In 2001 Guardian (Royal Exchange) sold their mortgage book to an English company, Regal Mortgages. This new company were not v sympathetic to irish customers who fell into arrears and imposed 'administration fees' such as charging Stg£20 for *every* letter piece of correspondence entered into. They also charged a v high interest rate [+10%]. In the recent past [end 2003/early 2004] the mortgage book has been resold again to another english company, Manchester Building Society, who are still charging high rates of interest and being coy about furnishing settlement values.

What are the legal implications of the book being passed from billy to jack and rates being changed willy nilly? Is it ok for this company to abuse it's clients? The only signed contract would have been the original one with GRE. The mortgage was taken out in 1983 and estimate of current debt including penalties and ludicrous interest rate is around 30K Euro.
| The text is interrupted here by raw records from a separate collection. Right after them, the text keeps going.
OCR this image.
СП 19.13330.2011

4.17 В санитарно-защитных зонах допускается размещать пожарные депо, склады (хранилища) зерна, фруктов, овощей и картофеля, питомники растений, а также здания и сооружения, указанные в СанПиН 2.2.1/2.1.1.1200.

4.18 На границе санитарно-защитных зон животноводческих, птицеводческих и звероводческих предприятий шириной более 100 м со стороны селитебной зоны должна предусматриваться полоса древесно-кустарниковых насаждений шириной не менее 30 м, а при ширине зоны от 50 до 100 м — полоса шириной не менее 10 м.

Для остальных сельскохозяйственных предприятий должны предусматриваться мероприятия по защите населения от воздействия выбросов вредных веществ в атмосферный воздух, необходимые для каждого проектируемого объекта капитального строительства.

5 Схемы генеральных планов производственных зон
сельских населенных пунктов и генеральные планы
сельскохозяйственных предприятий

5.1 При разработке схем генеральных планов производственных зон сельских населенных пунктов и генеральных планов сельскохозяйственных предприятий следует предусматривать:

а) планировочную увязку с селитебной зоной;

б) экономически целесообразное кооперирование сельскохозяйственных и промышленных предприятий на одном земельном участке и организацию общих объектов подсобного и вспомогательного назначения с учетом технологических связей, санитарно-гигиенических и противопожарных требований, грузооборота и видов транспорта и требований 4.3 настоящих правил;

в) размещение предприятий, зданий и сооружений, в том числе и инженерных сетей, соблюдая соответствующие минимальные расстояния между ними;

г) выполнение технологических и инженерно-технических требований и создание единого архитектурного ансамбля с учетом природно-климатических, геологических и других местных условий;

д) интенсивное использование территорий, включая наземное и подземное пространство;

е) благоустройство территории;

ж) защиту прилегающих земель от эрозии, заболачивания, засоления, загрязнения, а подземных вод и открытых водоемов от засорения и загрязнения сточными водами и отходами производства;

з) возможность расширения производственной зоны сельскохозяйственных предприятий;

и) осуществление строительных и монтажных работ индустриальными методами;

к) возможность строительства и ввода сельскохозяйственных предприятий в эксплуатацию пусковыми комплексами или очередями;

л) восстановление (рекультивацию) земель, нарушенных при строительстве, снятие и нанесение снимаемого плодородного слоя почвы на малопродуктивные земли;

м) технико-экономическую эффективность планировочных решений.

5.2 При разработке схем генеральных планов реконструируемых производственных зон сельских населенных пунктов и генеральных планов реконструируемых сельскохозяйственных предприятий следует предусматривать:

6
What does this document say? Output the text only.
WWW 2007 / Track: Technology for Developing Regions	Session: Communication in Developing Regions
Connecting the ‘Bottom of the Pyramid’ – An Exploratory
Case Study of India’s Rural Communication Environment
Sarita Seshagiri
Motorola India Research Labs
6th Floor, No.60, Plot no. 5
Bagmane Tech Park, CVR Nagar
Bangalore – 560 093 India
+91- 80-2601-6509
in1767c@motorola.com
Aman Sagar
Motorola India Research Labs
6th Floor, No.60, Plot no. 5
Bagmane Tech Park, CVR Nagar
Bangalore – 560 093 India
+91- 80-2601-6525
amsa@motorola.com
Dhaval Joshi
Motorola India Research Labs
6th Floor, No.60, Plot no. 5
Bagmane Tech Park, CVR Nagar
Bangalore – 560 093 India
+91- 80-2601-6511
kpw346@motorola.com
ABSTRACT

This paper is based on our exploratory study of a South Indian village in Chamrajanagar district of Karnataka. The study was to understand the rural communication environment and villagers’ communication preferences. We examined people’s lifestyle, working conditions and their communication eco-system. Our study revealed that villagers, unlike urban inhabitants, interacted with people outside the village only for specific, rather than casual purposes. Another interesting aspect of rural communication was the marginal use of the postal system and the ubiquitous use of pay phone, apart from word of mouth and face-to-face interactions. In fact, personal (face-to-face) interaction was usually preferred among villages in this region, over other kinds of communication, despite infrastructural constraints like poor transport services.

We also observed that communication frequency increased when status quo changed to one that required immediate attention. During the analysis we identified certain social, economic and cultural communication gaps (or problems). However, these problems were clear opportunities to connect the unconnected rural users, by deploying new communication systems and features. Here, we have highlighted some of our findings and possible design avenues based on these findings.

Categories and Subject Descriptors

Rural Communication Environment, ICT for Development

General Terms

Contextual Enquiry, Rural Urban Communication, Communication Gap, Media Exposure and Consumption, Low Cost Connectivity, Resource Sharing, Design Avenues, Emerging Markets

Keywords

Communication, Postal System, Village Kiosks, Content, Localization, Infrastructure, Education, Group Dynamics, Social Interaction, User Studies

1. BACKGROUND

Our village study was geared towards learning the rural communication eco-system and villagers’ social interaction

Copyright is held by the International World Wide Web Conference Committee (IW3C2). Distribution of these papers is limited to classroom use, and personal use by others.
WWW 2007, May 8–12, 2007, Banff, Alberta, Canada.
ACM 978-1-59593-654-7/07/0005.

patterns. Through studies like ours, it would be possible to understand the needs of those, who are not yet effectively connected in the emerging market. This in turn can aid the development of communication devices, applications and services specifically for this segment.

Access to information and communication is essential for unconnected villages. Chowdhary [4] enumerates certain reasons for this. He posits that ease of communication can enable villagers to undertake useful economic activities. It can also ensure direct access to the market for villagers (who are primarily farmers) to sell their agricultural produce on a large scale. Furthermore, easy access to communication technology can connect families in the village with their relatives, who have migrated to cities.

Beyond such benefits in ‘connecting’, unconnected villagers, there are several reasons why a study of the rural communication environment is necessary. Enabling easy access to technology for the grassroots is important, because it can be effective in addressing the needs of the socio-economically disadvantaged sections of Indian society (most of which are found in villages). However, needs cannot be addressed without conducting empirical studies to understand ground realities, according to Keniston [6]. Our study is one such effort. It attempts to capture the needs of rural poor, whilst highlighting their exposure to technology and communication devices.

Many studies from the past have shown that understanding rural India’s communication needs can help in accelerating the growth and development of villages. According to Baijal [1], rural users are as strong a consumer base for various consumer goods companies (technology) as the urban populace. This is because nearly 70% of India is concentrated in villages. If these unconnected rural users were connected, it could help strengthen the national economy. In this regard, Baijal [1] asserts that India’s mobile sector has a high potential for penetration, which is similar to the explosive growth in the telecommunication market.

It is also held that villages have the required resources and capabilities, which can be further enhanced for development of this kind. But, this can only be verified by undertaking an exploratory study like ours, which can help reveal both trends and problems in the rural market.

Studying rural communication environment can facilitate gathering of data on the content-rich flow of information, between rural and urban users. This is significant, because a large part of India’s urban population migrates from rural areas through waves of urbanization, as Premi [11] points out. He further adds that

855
Thanks in advance for any thoughts/advice.
 
Did GRE ever offer mortgages in Ireland? Is this a UK specific query?

I remember when EBS securitised some of their mortgage book they wrote to the affected customers informing them of this and, I seem to recall, allowing them to opt out if they wanted. Even after securitisation affected customers continued to deal directly with EBS on the same terms & conditions as originally laid out. I'm not sure if this is standard practice or of the situation above is unusual.

If this query relates to an Irish mortgage and you are not getting any joy out of GRE or Regal then you should contact [broken link removed].
 
It does relate to an irish mortgage taken out with GRE in 1983 on an irish property. Not sure of any EBS involvment.

Would ifsra have any teeth with respect to english companies...?
 
Sorry - I was simply citing the EBS example as what happened in another case and not as anything directly relevant to GRE. No harm in inquiring with IFSRA about this. If they can't do anything then maybe the UK FSA can.